The depths of the human psyche

"Hypochondriac" has some pretty similar vibes to "Criminal Minds" in delving deep into the dark corners of the human psyche. Did you find that playing Prentiss helped you at all dive into the film's emotional material?

I wasn't aware of it. That's a really interesting question because I played Prentiss for so long that it's embedded in me. I wouldn't even recognize [it] because it's such a component of my character, myself, my id, that I wouldn't even know, "Oh yeah. I'm aware of this from playing Prentiss." 

I look good in navy blue. That came from the bulletproof vest. I wore navy in "Hypochondriac," but that sounds like a really flippant answer. I don't know if it informed how I looked at it. I wanted to service the script that I read and the writer, director, and Zach Villa, who plays Will, because I admire him so much and was so excited that I got to work with him.

He turned out to be even more of a dream than I thought, because it's such a difficult part to play. As an actor, he could have been protecting himself and very insulated and inward and not welcoming or not generous, and I would've understood that. Playing the part he was playing is really emotionally upsetting and exhausting, but in person, he was [like], "Oh, hi. Hey, I'm so happy you're here. Lovely." 

It was easy being empathetic and quiet and listening in working with him. As an actress and playing that psychiatrist, it was very easy. He made everything very easy, and he had the hardest job of all. I can't speak more highly of him.

Saying goodbye to a Criminal Minds staple

Speaking of "Criminal Minds," Matthew Gray Gubler has been a part of "Criminal Minds" since you signed on, but he's not in the reboot. Was it weird at all not having him there during filming, and can you tease anything about where Prentiss and the rest of the BAU are during the reboot?

Matthew was the only person in the last two seasons that had been in every single episode. He did 15 years straight through. From 25 to 40, the guy was on one show, and that's when we shot 22, 24 episodes a year. He was never able to go do other stuff, so I understand. He wants to direct. He graduated from NYU to direct, and his first audition was "Criminal Minds." 

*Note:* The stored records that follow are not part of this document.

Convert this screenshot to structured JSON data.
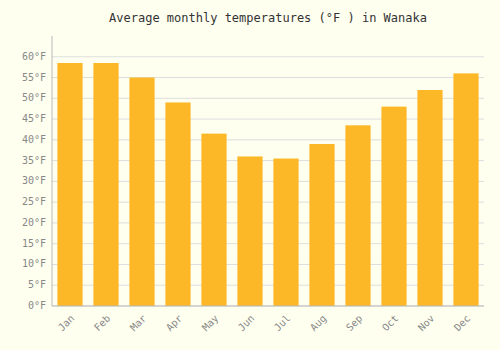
{
  "chart_data": {
    "type": "bar",
    "title": "Average monthly temperatures (°F ) in Wanaka",
    "categories": [
      "Jan",
      "Feb",
      "Mar",
      "Apr",
      "May",
      "Jun",
      "Jul",
      "Aug",
      "Sep",
      "Oct",
      "Nov",
      "Dec"
    ],
    "values": [
      58.5,
      58.5,
      55.0,
      49.0,
      41.5,
      36.0,
      35.5,
      39.0,
      43.5,
      48.0,
      52.0,
      56.0
    ],
    "color": "#FDB827",
    "ylim": [
      0,
      65
    ],
    "yticks": [
      {
        "value": 0,
        "label": "0°F"
      },
      {
        "value": 5,
        "label": "5°F"
      },
      {
        "value": 10,
        "label": "10°F"
      },
      {
        "value": 15,
        "label": "15°F"
      },
      {
        "value": 20,
        "label": "20°F"
      },
      {
        "value": 25,
        "label": "25°F"
      },
      {
        "value": 30,
        "label": "30°F"
      },
      {
        "value": 35,
        "label": "35°F"
      },
      {
        "value": 40,
        "label": "40°F"
      },
      {
        "value": 45,
        "label": "45°F"
      },
      {
        "value": 50,
        "label": "50°F"
      },
      {
        "value": 55,
        "label": "55°F"
      },
      {
        "value": 60,
        "label": "60°F"
      }
    ],
    "grid": true
  }
}
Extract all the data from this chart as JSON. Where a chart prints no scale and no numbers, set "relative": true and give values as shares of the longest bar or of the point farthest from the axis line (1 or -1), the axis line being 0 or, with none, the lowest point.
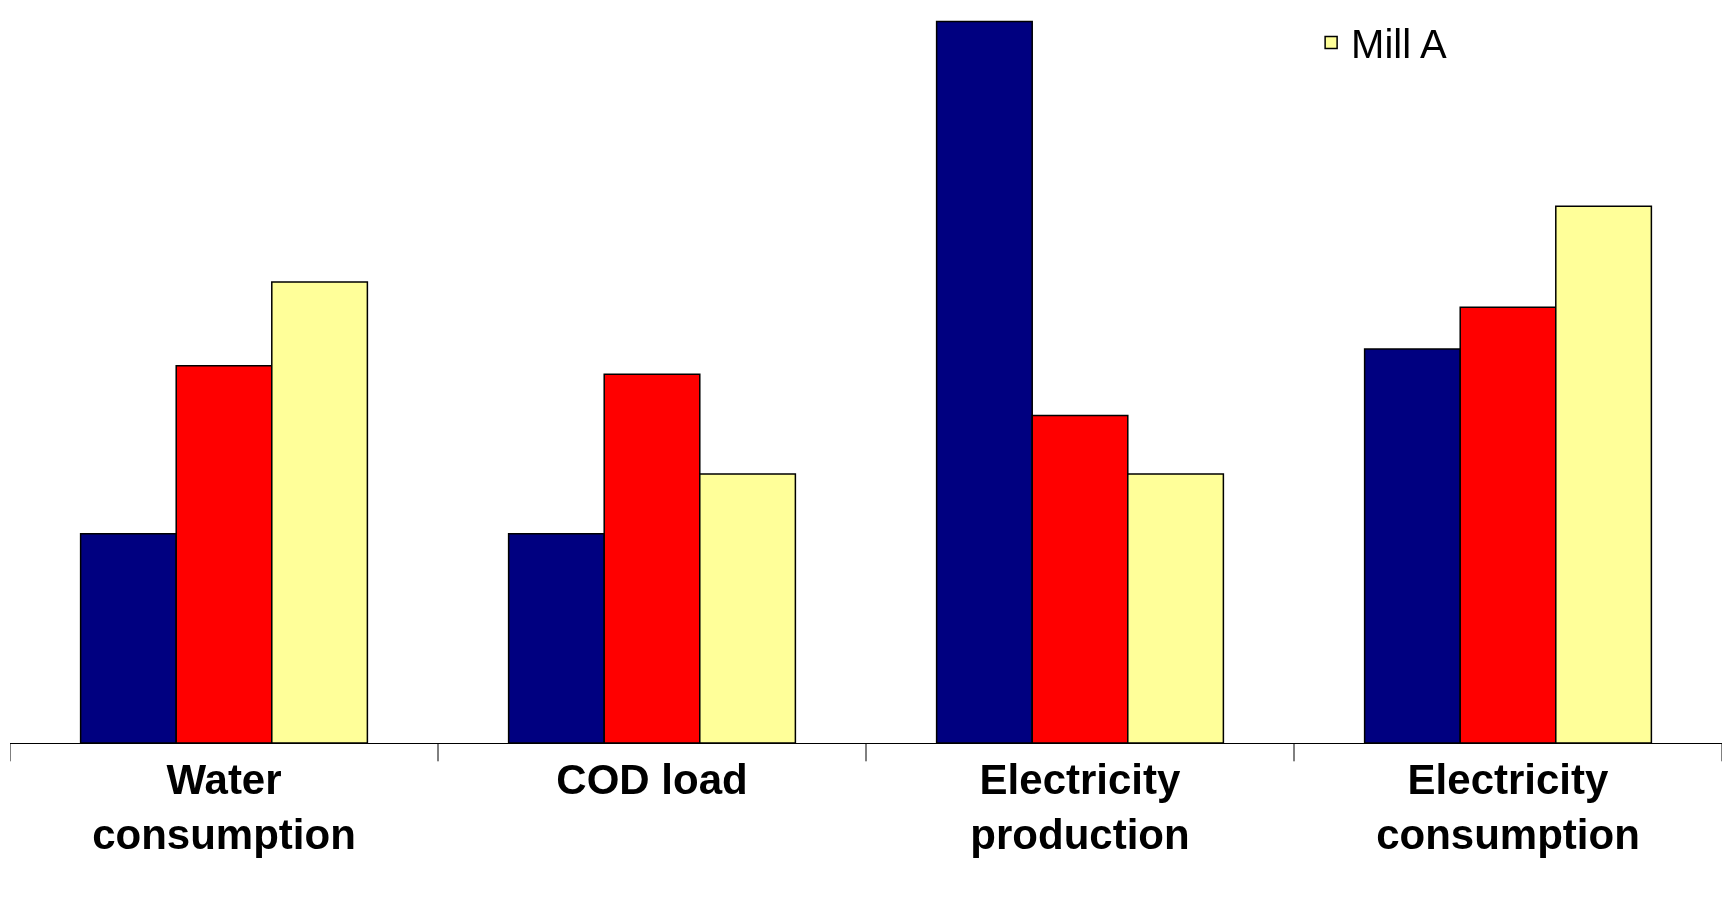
{
  "chart_data": {
    "type": "bar",
    "relative": true,
    "categories": [
      "Water consumption",
      "COD load",
      "Electricity production",
      "Electricity consumption"
    ],
    "series": [
      {
        "color": "#000080",
        "values": [
          0.29,
          0.29,
          1,
          0.546
        ]
      },
      {
        "color": "#ff0000",
        "values": [
          0.523,
          0.511,
          0.454,
          0.604
        ]
      },
      {
        "name": "Mill A",
        "color": "#ffff99",
        "values": [
          0.639,
          0.373,
          0.373,
          0.744
        ]
      }
    ],
    "legend": "top right"
  }
}
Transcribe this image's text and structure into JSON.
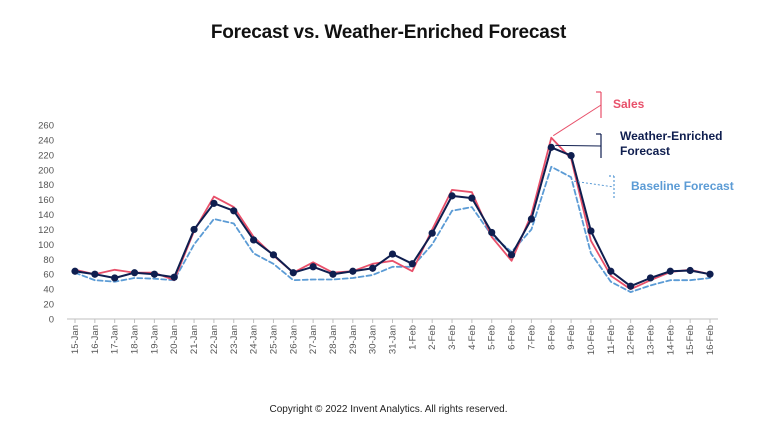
{
  "header": {
    "title": "Forecast vs. Weather-Enriched Forecast"
  },
  "footer": {
    "copyright": "Copyright © 2022 Invent Analytics. All rights reserved."
  },
  "colors": {
    "sales": "#e8506a",
    "weather": "#0f1e4f",
    "baseline": "#5b9bd5",
    "axis": "#bfbfbf",
    "tick_text": "#555555"
  },
  "chart_data": {
    "type": "line",
    "title": "Forecast vs. Weather-Enriched Forecast",
    "xlabel": "",
    "ylabel": "",
    "ylim": [
      0,
      260
    ],
    "yticks": [
      0,
      20,
      40,
      60,
      80,
      100,
      120,
      140,
      160,
      180,
      200,
      220,
      240,
      260
    ],
    "grid": false,
    "legend_position": "right",
    "categories": [
      "15-Jan",
      "16-Jan",
      "17-Jan",
      "18-Jan",
      "19-Jan",
      "20-Jan",
      "21-Jan",
      "22-Jan",
      "23-Jan",
      "24-Jan",
      "25-Jan",
      "26-Jan",
      "27-Jan",
      "28-Jan",
      "29-Jan",
      "30-Jan",
      "31-Jan",
      "1-Feb",
      "2-Feb",
      "3-Feb",
      "4-Feb",
      "5-Feb",
      "6-Feb",
      "7-Feb",
      "8-Feb",
      "9-Feb",
      "10-Feb",
      "11-Feb",
      "12-Feb",
      "13-Feb",
      "14-Feb",
      "15-Feb",
      "16-Feb"
    ],
    "series": [
      {
        "name": "Sales",
        "key": "sales",
        "style": "solid",
        "markers": false,
        "values": [
          66,
          60,
          66,
          62,
          62,
          52,
          118,
          164,
          150,
          110,
          85,
          62,
          76,
          62,
          64,
          74,
          78,
          64,
          120,
          173,
          170,
          110,
          78,
          140,
          243,
          215,
          105,
          58,
          40,
          52,
          63,
          66,
          60
        ]
      },
      {
        "name": "Weather-Enriched Forecast",
        "key": "weather",
        "style": "solid",
        "markers": true,
        "values": [
          64,
          60,
          55,
          62,
          60,
          56,
          120,
          155,
          145,
          106,
          86,
          62,
          70,
          60,
          64,
          68,
          87,
          74,
          115,
          165,
          162,
          116,
          86,
          134,
          230,
          219,
          118,
          64,
          44,
          55,
          64,
          65,
          60
        ]
      },
      {
        "name": "Baseline Forecast",
        "key": "baseline",
        "style": "dashed",
        "markers": false,
        "values": [
          62,
          52,
          50,
          55,
          54,
          52,
          100,
          134,
          128,
          88,
          74,
          52,
          53,
          53,
          55,
          59,
          70,
          70,
          100,
          145,
          150,
          112,
          90,
          120,
          204,
          190,
          88,
          50,
          36,
          45,
          52,
          52,
          55
        ]
      }
    ]
  }
}
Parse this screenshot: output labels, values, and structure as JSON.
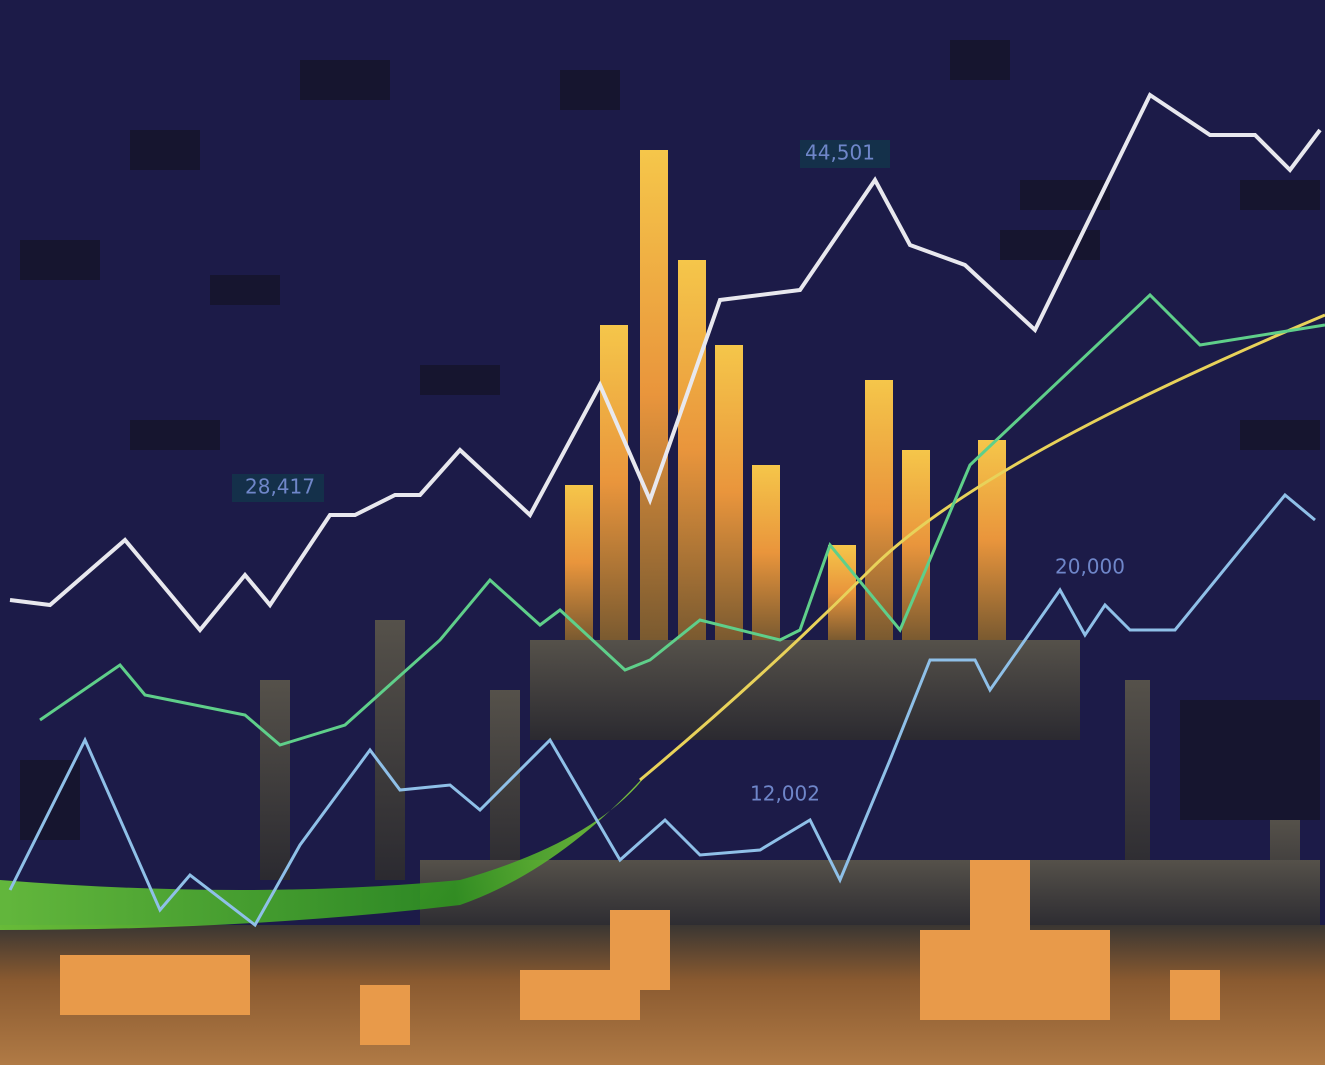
{
  "labels": [
    {
      "text": "44,501"
    },
    {
      "text": "28,417"
    },
    {
      "text": "20,000"
    },
    {
      "text": "12,002"
    }
  ]
}
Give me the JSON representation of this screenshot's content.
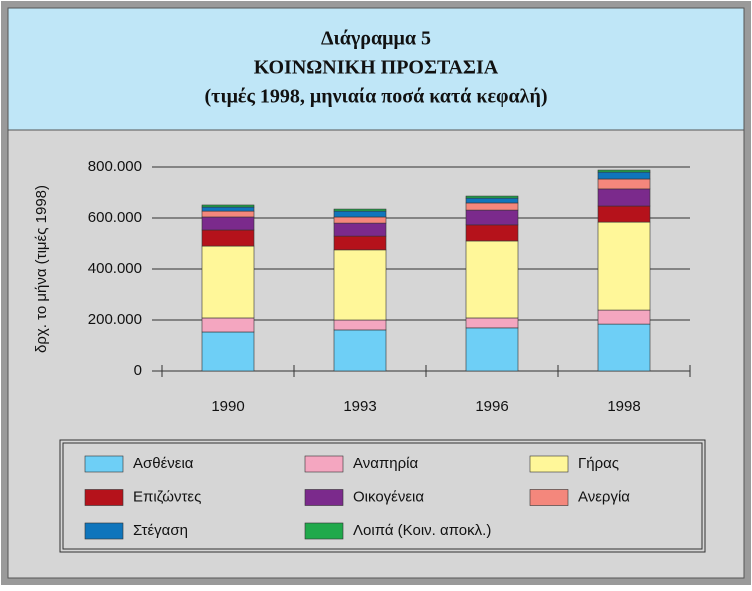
{
  "chart_data": {
    "type": "stacked_bar",
    "title": [
      "Διάγραμμα 5",
      "ΚΟΙΝΩΝΙΚΗ ΠΡΟΣΤΑΣΙΑ",
      "(τιμές 1998, μηνιαία ποσά κατά κεφαλή)"
    ],
    "ylabel": "δρχ. το μήνα (τιμές 1998)",
    "categories": [
      "1990",
      "1993",
      "1996",
      "1998"
    ],
    "ylim": [
      0,
      800000
    ],
    "yticks": [
      0,
      {
        "value": 200000,
        "label": "200.000"
      },
      {
        "value": 400000,
        "label": "400.000"
      },
      {
        "value": 600000,
        "label": "600.000"
      },
      {
        "value": 800000,
        "label": "800.000"
      }
    ],
    "grid": true,
    "series": [
      {
        "name": "Ασθένεια",
        "color": "#6ecff6",
        "values": [
          153000,
          161000,
          169000,
          184000
        ]
      },
      {
        "name": "Αναπηρία",
        "color": "#f4a6c0",
        "values": [
          55000,
          39000,
          39000,
          55000
        ]
      },
      {
        "name": "Γήρας",
        "color": "#fff799",
        "values": [
          282000,
          275000,
          302000,
          345000
        ]
      },
      {
        "name": "Επιζώντες",
        "color": "#b5121b",
        "values": [
          63000,
          54000,
          63000,
          63000
        ]
      },
      {
        "name": "Οικογένεια",
        "color": "#7b2a8c",
        "values": [
          51000,
          51000,
          58000,
          67000
        ]
      },
      {
        "name": "Ανεργία",
        "color": "#f4877c",
        "values": [
          23000,
          24000,
          28000,
          39000
        ]
      },
      {
        "name": "Στέγαση",
        "color": "#0f75bc",
        "values": [
          16000,
          23000,
          19000,
          27000
        ]
      },
      {
        "name": "Λοιπά (Κοιν. αποκλ.)",
        "color": "#20a94b",
        "values": [
          8000,
          8000,
          8000,
          8000
        ]
      }
    ]
  }
}
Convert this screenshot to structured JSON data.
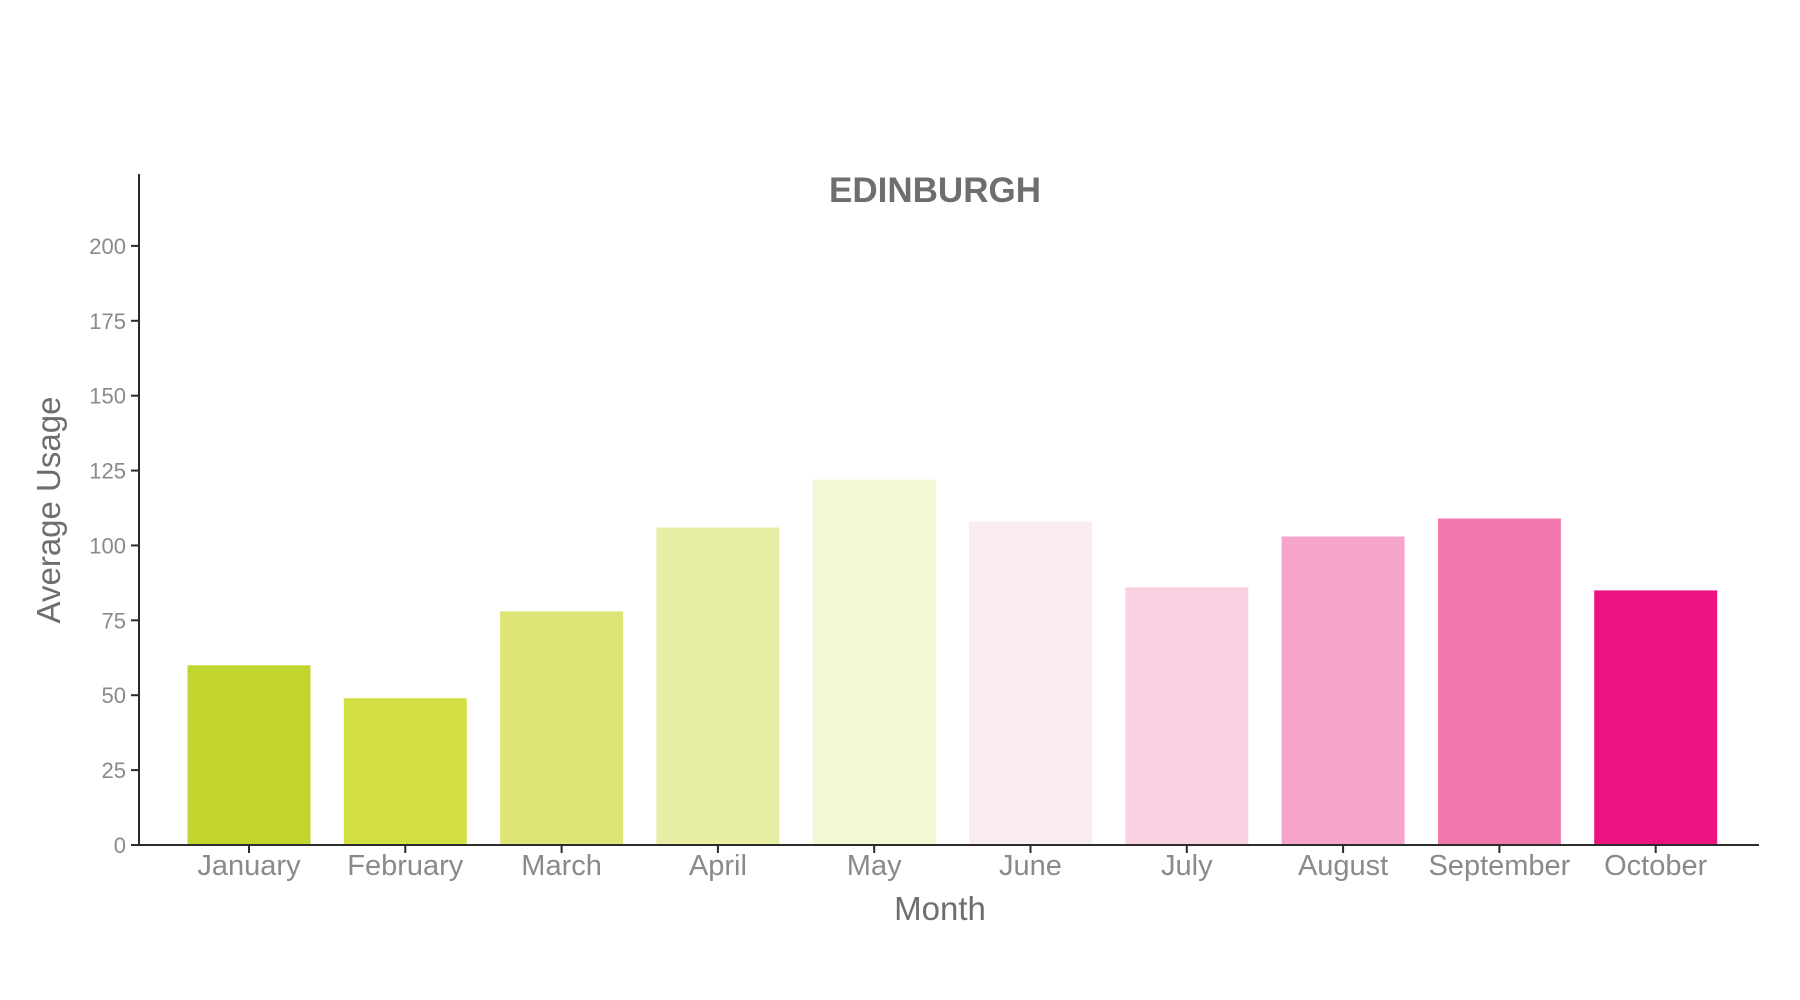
{
  "chart_data": {
    "type": "bar",
    "title": "EDINBURGH",
    "xlabel": "Month",
    "ylabel": "Average Usage",
    "categories": [
      "January",
      "February",
      "March",
      "April",
      "May",
      "June",
      "July",
      "August",
      "September",
      "October"
    ],
    "values": [
      60,
      49,
      78,
      106,
      122,
      108,
      86,
      103,
      109,
      85
    ],
    "colors": [
      "#c2d52e",
      "#d2e043",
      "#dee577",
      "#e8eda4",
      "#f4f7d3",
      "#fbebf2",
      "#f9d1e3",
      "#f4a5c9",
      "#f078ae",
      "#ec1380"
    ],
    "ylim": [
      0,
      224
    ],
    "yticks": [
      0,
      25,
      50,
      75,
      100,
      125,
      150,
      175,
      200
    ],
    "ytick_labels": [
      "0",
      "25",
      "50",
      "75",
      "100",
      "125",
      "150",
      "175",
      "200"
    ],
    "grid": false,
    "legend": "none"
  }
}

Imagine you never expected to be an actor and then suddenly it's 15 years of your life. I understand why. I'm hoping he changes his mind, but I understand why he wants to do other things. I was gone from "Criminal Minds" for four years. I got to do a ton of other things that enriched my life and my resume, and my education, so I understand how he feels.

Daniel Henney is on "Wheel of Time" [that] shoots in Prague. They're picked up for a few more years. Daniel won't be able to rejoin us, but life is weird, and things happen. We don't know what's going to happen. I can't tell you what I know about where we are — where "Criminal Minds" starts up — but I can tell you it's really good. We start shooting [on] August 8th. That's all I can tell you.

"Hypochondriac" premieres in select theaters July 29 and will be available on demand and digital August 4.

This interview has been edited for clarity.